La rivolta presuppone il convincimento che questo mondo indifferente, dall'esito imprevedibile, sia irrilevante per l'uomo, che importi soltanto la realizzazione di un'idea e che quest'idea, tuttavia, ogni qual volta apparentemente si realizza, sia subito deturpata dal concorso di imprevedibili sfumature, controcorrenti e così via. La rivolta non è dogmatica, poiché il dogma dà sempre all'idea la veste di una realtà desiderata.
Il revolteur possiede un concetto inteso sempre a livello trascendentale, cioè a se stante. In una cosa non crede: nell'arricchimento delle idee in virtù del nesso funzionale. [...] Per il revolteur questo mondo sarebbe giustificato solo dal puro appagamento di un'istanza divina, dalla realizzazione di una logica. Dal momento che ciò non è possibile, egli rifiuterà sempre questo mondo [...].
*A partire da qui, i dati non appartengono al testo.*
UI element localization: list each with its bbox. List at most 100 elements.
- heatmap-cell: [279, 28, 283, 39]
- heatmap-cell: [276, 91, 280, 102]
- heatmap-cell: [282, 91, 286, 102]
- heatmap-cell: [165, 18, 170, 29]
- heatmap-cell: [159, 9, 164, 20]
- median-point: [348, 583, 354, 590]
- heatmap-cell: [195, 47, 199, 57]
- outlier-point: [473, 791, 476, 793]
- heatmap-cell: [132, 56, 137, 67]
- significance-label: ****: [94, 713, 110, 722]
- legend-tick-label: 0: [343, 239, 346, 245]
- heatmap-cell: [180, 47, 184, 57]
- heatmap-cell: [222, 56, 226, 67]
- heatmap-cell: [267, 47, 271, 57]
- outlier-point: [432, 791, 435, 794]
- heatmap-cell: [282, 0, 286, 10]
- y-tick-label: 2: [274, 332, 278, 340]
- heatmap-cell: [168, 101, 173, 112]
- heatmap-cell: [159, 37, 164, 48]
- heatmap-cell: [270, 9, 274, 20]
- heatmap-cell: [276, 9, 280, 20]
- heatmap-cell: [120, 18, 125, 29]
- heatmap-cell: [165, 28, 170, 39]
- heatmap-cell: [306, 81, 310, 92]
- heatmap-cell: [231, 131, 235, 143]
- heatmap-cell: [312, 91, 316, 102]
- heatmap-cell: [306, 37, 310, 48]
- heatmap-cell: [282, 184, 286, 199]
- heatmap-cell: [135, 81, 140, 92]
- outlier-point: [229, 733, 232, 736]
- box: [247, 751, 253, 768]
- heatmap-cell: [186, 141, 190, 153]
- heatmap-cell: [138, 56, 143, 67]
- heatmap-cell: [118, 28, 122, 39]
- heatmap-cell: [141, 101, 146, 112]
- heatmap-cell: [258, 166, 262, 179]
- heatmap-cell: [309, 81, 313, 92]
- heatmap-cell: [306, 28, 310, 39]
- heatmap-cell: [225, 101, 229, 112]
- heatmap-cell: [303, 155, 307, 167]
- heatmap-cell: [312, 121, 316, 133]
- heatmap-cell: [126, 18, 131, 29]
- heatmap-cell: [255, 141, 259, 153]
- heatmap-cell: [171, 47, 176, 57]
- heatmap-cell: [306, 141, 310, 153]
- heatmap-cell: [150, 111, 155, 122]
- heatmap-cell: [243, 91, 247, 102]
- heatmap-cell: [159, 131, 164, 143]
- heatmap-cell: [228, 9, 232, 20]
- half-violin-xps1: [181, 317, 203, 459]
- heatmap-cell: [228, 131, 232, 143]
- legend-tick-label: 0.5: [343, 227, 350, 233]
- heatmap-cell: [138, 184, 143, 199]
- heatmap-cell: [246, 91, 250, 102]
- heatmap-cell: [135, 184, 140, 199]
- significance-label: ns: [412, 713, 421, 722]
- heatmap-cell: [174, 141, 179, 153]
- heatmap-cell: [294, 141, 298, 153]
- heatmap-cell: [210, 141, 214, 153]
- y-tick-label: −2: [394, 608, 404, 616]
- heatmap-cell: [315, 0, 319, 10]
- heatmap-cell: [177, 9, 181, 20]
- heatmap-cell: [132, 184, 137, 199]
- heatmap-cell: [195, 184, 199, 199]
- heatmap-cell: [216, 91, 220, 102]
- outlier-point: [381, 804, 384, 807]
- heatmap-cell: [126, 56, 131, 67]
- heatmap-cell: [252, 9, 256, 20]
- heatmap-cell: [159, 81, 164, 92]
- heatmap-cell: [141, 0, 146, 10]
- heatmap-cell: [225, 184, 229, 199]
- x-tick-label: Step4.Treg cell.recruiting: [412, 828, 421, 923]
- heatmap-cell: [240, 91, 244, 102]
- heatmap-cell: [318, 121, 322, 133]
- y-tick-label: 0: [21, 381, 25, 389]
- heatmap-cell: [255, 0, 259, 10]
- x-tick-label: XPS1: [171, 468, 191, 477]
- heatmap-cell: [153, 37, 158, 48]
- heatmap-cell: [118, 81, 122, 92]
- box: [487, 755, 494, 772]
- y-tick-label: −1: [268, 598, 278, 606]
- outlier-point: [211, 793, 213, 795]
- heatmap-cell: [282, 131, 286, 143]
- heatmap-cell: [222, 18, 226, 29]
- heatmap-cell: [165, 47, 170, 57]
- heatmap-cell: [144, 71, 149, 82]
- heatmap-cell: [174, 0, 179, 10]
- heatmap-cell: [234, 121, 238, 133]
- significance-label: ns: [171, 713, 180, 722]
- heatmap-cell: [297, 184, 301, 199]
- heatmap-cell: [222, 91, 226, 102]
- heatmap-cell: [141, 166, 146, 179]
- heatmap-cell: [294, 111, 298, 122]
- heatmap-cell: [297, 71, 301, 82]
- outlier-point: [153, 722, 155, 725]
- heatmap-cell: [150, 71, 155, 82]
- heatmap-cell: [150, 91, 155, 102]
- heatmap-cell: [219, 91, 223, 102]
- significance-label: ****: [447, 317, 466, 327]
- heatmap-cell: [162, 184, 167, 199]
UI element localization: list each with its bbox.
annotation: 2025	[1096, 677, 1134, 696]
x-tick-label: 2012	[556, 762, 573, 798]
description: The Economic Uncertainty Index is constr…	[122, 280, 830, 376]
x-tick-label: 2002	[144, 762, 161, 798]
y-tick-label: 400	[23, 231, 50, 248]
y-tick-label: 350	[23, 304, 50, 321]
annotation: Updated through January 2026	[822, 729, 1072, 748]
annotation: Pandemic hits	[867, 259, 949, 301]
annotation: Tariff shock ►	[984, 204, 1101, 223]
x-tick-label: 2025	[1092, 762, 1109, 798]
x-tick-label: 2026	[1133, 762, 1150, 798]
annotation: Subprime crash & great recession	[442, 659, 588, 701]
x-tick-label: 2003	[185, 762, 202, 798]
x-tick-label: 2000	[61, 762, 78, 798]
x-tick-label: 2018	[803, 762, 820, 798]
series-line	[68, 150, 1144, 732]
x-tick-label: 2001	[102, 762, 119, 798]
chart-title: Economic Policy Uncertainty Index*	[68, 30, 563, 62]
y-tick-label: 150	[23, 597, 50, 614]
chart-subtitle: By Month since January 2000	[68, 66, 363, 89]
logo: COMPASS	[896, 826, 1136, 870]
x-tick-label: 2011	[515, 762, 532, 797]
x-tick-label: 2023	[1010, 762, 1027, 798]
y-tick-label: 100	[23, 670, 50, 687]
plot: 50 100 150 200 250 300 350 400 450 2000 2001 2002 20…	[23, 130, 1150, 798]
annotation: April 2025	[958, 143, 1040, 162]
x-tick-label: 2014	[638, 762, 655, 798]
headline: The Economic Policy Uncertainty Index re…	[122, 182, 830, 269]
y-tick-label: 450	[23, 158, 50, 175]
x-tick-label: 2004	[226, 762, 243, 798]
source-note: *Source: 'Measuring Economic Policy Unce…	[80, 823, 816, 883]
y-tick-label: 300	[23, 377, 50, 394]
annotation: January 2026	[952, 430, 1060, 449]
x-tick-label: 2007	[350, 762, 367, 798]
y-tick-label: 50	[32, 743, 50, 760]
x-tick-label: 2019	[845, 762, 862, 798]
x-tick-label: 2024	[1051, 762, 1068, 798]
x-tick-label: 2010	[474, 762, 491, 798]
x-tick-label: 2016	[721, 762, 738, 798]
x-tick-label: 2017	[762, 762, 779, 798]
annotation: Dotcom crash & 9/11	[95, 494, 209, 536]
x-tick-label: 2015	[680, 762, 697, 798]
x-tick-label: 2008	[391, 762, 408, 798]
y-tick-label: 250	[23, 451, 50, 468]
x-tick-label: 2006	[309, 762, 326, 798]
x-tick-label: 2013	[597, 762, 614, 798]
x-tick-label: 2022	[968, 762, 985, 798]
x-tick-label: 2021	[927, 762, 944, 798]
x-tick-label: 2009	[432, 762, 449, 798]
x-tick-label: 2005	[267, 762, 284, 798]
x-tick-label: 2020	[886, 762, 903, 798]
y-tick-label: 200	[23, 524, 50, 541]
Ciò che al revolteur appare assolutamente inverosimile è la legge, ossia la logica applicata. Egli è individuo metafisico (non psicologico) e la metafisica non è applicabile. [...] Per lui, infatti, la storia è del tutto insignificante, financo falsa in sé, perché in essa non si è mai potuta né si può realizzare un'idea.»